“We just put the biggest crack in the glass ceiling,” gushed Hillary Clinton, the first female head of a major political party. The media was ecstatic.
It was a history-making event, pronounced the press. Something like a terrestrial replay of Neil Armstrong's first words on the Moon: That's one small step for Hillary; one giant leap for equality.
But when the whoop-la waned, some saw more histrionics than history in this female-first celebration.
The glass ceiling is a metaphor coined by feminist Gloria Steinem in 1971. It refers to the invisible barrier that keeps women from rising to the highest echelon in the corporate hierarchy.
For instance. Last year the number of Fortune 500 corporations headed by women hit a record high of 4.8 percent. Put another way, for every top female executive; there are 20 men.
The glass ceiling also caps a woman's earning from rising to a man's salary. From high school dropouts to PhDs, men consistently out-earn women by 25 percent.
Prima facie evidence, say the feminists, of a pervasive prejudice of men against women. These facts argue for an equal-pay-for-equal-work civil rights law.
Surprisingly, that law already exists. The Equal Pay Act of 1963 requires that men and women be given equal pay for equal work.
Yet, 50 years after the Act was passed, the divide remains.
However, in many cases the sex differences in compensation do not exist; while in others, women make more than men. But, in general, there is a pay gap. For every $1 earned by a man, a woman makes $0.78.
Why?
According to free-market principles, women should be earning more than men. For example, let's take an ordinary job. An equally qualified man and woman apply for the same position. But the man wants $0.25 more/hour than the woman. An employer will always choose what is best for his business. He should pick the woman. But on average, he selects the man.
Clearly, there are other factors involved in the equal pay mantra.
Consider the differences between men and women. They are so profound and all-encompassing that they escape our conscious attention. It is said that like attracts like. Based on this adage, men and women should be repelled by each other.
Instead, they are powerfully drawn by the deficiencies in one sex that is satisfied by the sufficiencies in the opposite sex. Nature degrees inequality.
The physical differences between the sexes merely hint at the psychological disparities. Men and women have distinct and separate drives. Underlying both is obedience to nature's dictum: reproduce.
And reproduce we will.
Marriage for a woman is the beginning of a new life of wife, mother, child rearer, and homemaker.
For a woman who wants or who must work outside the home, she will gravitate to part-time employment. If she chooses a full-time job, she will not be able to compete with a pay incentive to work longer hours, stay overtime, or work at inconvenient night-time hours. Moreover, pregnancy and childbirth compel many women to leave the workforce for months.

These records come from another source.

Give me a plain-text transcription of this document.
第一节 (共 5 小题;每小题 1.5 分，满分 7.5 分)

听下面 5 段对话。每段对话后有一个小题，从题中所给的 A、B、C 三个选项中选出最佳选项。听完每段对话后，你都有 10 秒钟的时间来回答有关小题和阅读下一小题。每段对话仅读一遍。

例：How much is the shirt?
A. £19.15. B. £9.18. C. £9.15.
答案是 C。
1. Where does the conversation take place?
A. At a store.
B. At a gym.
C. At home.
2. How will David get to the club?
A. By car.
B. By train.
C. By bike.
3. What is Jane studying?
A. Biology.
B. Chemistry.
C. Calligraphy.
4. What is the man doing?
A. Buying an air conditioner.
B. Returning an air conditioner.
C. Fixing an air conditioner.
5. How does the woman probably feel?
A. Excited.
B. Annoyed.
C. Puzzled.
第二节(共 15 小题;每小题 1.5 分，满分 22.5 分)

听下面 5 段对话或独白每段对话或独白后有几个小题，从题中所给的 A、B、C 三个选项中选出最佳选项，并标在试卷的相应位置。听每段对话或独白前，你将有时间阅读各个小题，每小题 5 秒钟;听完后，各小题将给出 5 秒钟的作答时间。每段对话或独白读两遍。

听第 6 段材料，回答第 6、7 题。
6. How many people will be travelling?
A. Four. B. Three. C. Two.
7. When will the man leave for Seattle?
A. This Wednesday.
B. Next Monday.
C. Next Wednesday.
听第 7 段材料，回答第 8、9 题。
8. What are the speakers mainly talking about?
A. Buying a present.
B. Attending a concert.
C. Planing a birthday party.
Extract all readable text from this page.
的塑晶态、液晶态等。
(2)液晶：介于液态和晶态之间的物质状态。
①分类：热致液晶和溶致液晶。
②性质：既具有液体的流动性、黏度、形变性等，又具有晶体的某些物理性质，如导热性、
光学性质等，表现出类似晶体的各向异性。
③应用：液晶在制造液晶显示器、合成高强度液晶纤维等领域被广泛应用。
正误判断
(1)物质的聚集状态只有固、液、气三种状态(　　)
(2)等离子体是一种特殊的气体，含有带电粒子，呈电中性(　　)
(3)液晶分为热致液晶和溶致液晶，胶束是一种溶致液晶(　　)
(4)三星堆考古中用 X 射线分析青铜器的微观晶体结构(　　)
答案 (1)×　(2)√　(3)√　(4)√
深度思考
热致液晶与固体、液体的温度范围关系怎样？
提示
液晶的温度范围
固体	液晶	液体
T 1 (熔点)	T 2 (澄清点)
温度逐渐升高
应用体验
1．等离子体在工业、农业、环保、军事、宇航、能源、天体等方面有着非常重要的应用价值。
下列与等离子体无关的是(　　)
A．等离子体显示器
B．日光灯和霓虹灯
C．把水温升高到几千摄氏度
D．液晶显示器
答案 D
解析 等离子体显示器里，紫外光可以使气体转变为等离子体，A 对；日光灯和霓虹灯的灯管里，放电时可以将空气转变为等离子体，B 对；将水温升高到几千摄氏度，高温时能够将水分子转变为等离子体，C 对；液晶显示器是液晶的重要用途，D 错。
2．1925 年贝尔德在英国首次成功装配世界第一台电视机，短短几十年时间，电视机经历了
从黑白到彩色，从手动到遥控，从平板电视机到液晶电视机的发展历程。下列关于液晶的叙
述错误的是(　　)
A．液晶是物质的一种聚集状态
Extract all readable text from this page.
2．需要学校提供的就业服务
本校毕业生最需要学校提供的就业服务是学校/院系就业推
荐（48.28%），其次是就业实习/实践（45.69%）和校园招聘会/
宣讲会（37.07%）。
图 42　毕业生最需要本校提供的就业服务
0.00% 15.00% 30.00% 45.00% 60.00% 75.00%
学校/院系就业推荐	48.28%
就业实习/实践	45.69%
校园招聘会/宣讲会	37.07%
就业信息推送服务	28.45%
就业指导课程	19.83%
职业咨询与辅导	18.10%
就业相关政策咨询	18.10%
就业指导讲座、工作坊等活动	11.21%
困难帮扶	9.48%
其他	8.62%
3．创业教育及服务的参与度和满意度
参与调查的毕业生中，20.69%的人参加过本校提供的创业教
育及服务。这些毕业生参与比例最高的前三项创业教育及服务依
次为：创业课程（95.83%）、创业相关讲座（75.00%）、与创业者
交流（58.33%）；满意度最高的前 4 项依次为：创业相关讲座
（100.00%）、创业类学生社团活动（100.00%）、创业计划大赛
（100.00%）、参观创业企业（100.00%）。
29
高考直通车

All are counterproductive to equal pay.
If she chooses an upscale career, she can forget about a 40-hour, five-day workweek. Perhaps she decides to climb the corporate ladder, but the tyranny of time is unrelenting. Her chance for motherhood fades; the career is the uncheered winner.
For those reasons and more, there will never be dollar-for-dollar equality.
Granted, the wage gap has narrowed in some fields.
Returning to the Fortune 500, feminists cite progress in females at the helm. Top women CEOs increased from 12 in 2011 to 24 in 2015. But this gain is due less to corporate enlightenment than to proactive hiring to prevent pricey sex-discrimination lawsuits.
But there is an equitable solution to the male/female wage gap.
(1) Scrap the Civil Rights Acts of 1963 and 1964. They are unconstitutional. These Acts have been effective only in spawning a blizzard of lawsuits, nullifying freedoms guaranteed by the Constitution, promoting social unrest, creating labor discord, and increasing racial strife.
(2) Get the federal government out of our lives, out of our wallets, and out of trying to force its brand of equality in the marketplace.
(3) Recompense should be an agreement between the employer and the employee (or their representatives)---and no one else. This would preclude a government, third-party-mandated minimum wage.
(4) It is the marketplace alone that should be the final arbiter in salary negotiations, not the tool of a pandering government or a vocal minority group.